🤖 AI Summary
To address the heavy reliance of 3D object detection in autonomous driving on expensive LiDAR sensors, this paper proposes a pure-vision monocular/biocular 2D-to-3D lifting method. The approach introduces an end-to-end geometrically constrained lifting pipeline that projects 2D detection bounding boxes into 3D space. Crucially, it incorporates, for the first time, a lightweight 2D CNN encoder that directly processes geometric point-cloud features associated with each 2D detection—achieving high accuracy while significantly improving computational efficiency. Furthermore, the method enables joint 3D modeling of all major road users, including vehicles, pedestrians, and cyclists.
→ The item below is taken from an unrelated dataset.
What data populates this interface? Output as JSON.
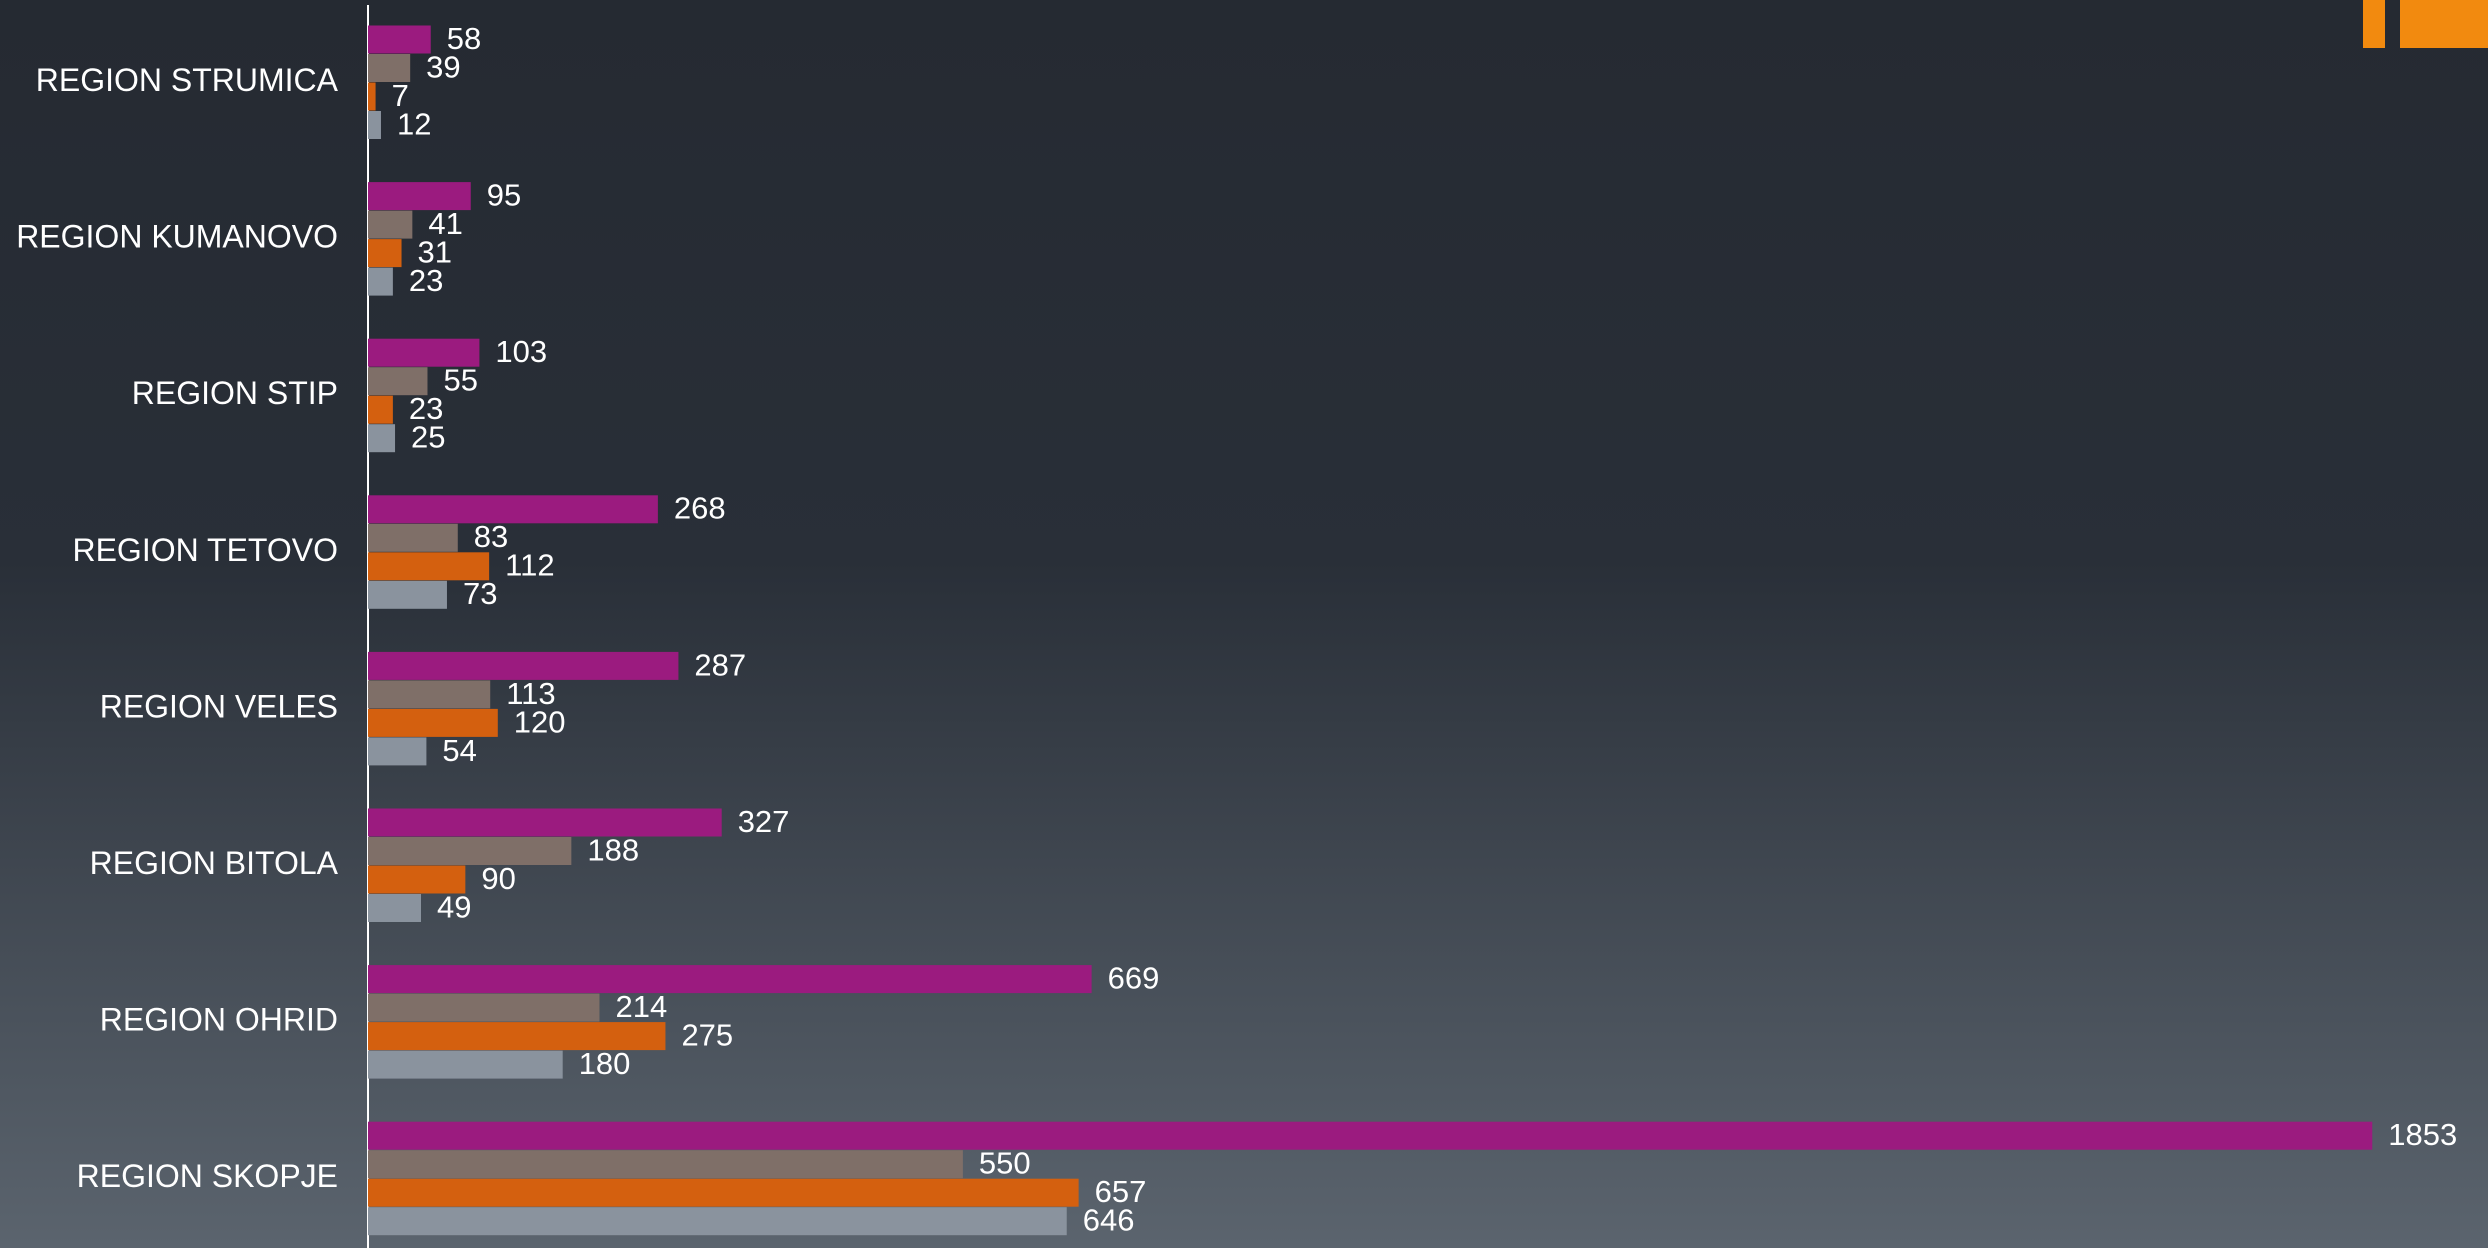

Evaluated on the KITTI benchmark, it achieves state-of-the-art (SOTA) performance among image-only methods at the time, with inference speed tripled (i.e., runtime reduced to one-third that of competing approaches). This work provides an efficient, cost-effective technical pathway toward vision-only autonomous driving.
📝 Abstract
Image-based 3D object detection is an inevitable part of autonomous driving because cheap onboard cameras are already available in most modern cars. Because of the accurate depth information, currently most state-of-the-art 3D object detectors heavily rely on LiDAR data. In this paper, we propose a pipeline which lifts the results of existing vision-based 2D algorithms to 3D detections using only cameras as a cost-effective alternative to LiDAR. In contrast to existing approaches, we focus not only on cars but on all types of road users. To the best of our knowledge, we are the first using a 2D CNN to process the point cloud for each 2D detection to keep the computational effort as low as possible. Our evaluation on the challenging KITTI 3D object detection benchmark shows results comparable to state-of-the-art image-based approaches while having a runtime of only a third.